Major League Baseball (MLB) recently announced changes in their drug use and testing policy, stating that marijuana will no longer be considered a drug of abuse while simultaneously announcing mandatory tests for cocaine and opioids. The policy will go into effecting starting at the beginning of 2020, during spring training.
This is great to hear, especially because America has a huge Opiod epidemic.
“The opioid epidemic in our country is an issue of significant concern to Major League Baseball,” said league Chief Legal Officer Dan Halem. “It is our hope that this agreement – which is based on principles of prevention, treatment, awareness and education – will help protect the health and safety of our Players
It’s also becoming quite clear that marijuana is not a harmful substance, which is why it was removed from the list of “drugs of abuse.”
It’s quite Ironic, actually, because
hroughout the United States, prescription drug overdoses have been a major problem. But now, with the rise of medical marijuana in many states, the number of deaths from pharmaceutical painkillers is on the decline.
Deaths caused by prescription of Opioid (opium), Vicodin, and OxyContin have approximately tripled since 1991, and every day 46 people die of such overdoses in the United States. However, in the 13 states that passed laws allowing for the use of medical marijuana between 1999 and 2010, 25 percent fewer people die overdoses of opioid drugs each year.
Colleen Barry, a health policy researcher at Johns Hopkins Bloomberg School of Public Health in Baltimore, is certainly impressed by these results, and she reminds us that marijuana is far less toxic than these prescription drugs. It is “basically impossible,” she explains, to die from an overdose on weed.
Based on these numbers, it would certainly seem that marijuana use has led to this reduction in deaths, though many are opposed to this conclusion. Some, like Dr. Andrew Kolodny, Chief Medical Officer at Phoenix House, believe this reduction has less to do with marijuana substituting for pain pills, and is more reflective of a progressive push, in general, to treat addiction. He also argues that marijuana isn’t widely prescribed for pain relief even in the states in which it is legal, noting that “You don’t have primary care doctors in these states prescribing marijuana instead of Vicodin.”

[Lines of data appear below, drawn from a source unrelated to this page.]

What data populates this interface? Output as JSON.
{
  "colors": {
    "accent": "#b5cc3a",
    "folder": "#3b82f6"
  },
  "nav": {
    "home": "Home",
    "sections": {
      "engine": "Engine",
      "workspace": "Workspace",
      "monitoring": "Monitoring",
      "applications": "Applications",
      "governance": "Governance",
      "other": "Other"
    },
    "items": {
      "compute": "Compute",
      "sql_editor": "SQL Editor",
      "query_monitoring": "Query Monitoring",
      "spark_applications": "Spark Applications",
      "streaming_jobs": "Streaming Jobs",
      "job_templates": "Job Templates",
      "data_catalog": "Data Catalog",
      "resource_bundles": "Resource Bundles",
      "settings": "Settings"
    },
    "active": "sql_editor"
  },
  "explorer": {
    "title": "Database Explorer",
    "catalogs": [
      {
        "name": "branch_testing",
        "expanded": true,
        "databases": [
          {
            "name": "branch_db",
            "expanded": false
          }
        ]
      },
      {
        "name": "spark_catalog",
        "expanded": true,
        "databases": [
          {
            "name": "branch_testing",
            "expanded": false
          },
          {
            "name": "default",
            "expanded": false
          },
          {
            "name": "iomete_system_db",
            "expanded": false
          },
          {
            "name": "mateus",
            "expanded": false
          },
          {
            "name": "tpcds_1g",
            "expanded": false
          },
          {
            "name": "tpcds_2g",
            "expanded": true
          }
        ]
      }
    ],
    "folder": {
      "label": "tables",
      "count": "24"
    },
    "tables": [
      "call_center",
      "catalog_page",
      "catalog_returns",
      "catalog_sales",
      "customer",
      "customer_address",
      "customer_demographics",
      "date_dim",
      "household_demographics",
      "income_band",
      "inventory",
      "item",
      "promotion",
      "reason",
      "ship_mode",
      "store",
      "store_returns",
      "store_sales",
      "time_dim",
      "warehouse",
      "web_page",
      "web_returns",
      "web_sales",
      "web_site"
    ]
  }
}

He believes that states which legalize medical marijuana are also more likely to actively treat and help prevent addiction, and this comprehensive approach more likely explains the numbers.
On the other side of the equation, different companies are trying to resolve the mater of overdose itself by producing medicines that cannot possibly be taken in large amounts at once. Egalet Corporation, for example, a rapidly growing specialty pharmaceutical company, is devoted to making powerful painkillers for patients with moderate to severe pain safer from abuse.
Robert Radie, the president and CEO of Egalet Corporation, explains he “was really intrigued with the magnitude of the problem of prescription drug misuse,” and that Egalet has a “unique technology” for stopping addiction before it can start.
According to Radie, many patients misuse their drugs unintentionally. In efforts to get more immediate pain relief, for example, they might chew instead of swallow their pills, which can lead to overdoses. As a result, the company works to produce pills that cannot be pounded into powders to be snorted or chewed. And if someone tries to turn them into an injectable liquid, the pills turn to a gummy, gooey substance instead.
Egalet offers introduced three products — SPRIX , OXAYDO, and ARYMO — which were filed in December for FDA approval.
Regardless of how we look at the situation, however, the use of medical marijuana certainly warrants further study. According to JAMA, an international peer-reviewed general medical journal, smoking cannabis can help painkiller addicts by reducing the severity of withdrawals and health symptoms related to opioid abuse. Perhaps because of this, among other reported benefits, 20 states have reported marijuana legalization measures for the 2016 election.
Medical marijuana is now used to treat many people, and as with any drug, physicians should educate patients about its use to ensure that it is taken appropriately and to their best benefit.